John also believes it is important to embed engineering experience into the model. This means that the process is not entirely hands-off. However, it is possible to code engineering knowledge into the software to capture it. This knowledge can then be incorporated into future design iterations of, for example, an aerospike engine.
Mohebian says, “Large-scale computational models are one of many tools in the propulsion development process, allowing engineers to simulate real-world conditions before building expensive prototypes, reducing testing costs and iterations. But simulation results must always be verified using other engineering methods.”
She says computational fluid dynamics (CFD) models are also essential for improving designs before real testing of flow thermal dynamics and thermal loads. The use of AI-driven CFD and Finite Element Analysis (FEA) simulations enables the further acceleration of iterative design loops.
Masook explains, “At SpaceFields, we train AI models on experimental data from Ballistic Evaluation Motors, strand burn tests, and cold flow testing with Schlieren imaging. We have developed an extensive in-house dataset comprising hundreds of test results, allowing us to fine-tune predictive models for enhanced accuracy in propellant performance characterization, failure detection, and engine optimization.”
A fundamental shift
Kayser describes computational engineering as a fundamental paradigm shift.
Most engineering projects work using a visual approach, “where their output is a drawing of the thing they envision.” Computational engineering moves this work to a software-driven approach, where you automate repetitive tasks and improve on previously encoded approaches through a collective team effort. This requires a new way of working that will be transformative for anyone who applies it consistently.
As for the prospects of aerospike engines themselves, Mohebian believes they are promising for next-generation propulsion systems. However, they do need to be thoroughly evaluated for safety, reliability, and performance. This will include subsystem testing, ground-based static firings to analyze thrust, cooling, as well as efficiency and
high-altitude test flights using experimental vehicles.

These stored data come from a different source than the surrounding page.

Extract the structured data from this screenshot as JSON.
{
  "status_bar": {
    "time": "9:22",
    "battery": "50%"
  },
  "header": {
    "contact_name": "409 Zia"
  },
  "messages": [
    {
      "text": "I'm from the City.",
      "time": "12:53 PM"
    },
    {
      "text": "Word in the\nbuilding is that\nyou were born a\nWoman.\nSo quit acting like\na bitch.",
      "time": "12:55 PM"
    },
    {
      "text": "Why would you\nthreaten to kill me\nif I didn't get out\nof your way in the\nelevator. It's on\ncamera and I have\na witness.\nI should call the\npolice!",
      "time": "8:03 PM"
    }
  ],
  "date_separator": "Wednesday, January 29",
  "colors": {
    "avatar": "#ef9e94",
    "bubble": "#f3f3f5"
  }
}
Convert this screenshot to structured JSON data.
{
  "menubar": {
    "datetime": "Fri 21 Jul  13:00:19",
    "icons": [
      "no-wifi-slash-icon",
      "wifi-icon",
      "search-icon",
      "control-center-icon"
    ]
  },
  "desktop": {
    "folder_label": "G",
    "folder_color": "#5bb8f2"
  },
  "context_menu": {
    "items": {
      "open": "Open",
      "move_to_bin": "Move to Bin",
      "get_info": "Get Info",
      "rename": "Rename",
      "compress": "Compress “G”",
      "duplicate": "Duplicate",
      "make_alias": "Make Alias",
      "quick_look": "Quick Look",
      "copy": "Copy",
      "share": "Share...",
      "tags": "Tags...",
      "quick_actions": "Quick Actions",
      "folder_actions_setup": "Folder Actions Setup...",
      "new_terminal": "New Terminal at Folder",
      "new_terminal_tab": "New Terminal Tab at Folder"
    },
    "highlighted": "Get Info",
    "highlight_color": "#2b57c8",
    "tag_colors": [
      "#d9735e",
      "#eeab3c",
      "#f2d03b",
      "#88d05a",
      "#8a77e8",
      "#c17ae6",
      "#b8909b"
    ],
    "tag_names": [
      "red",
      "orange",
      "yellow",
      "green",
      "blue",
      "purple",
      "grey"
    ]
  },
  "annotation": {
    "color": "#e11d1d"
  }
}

A combination of modern engineering techniques and rigorous real-world validation could enable aerospike engines to enter service as propulsion systems for spaceplanes. They offer valuable advantages for future space exploration and high-speed terrestrial propulsion systems. More than ever before aerospikes have a future – thanks to the advent of AI, machine learning and large computational engineering. But, much also depends on whether these programs can keep their investors happy. Without finance, nothing will fly.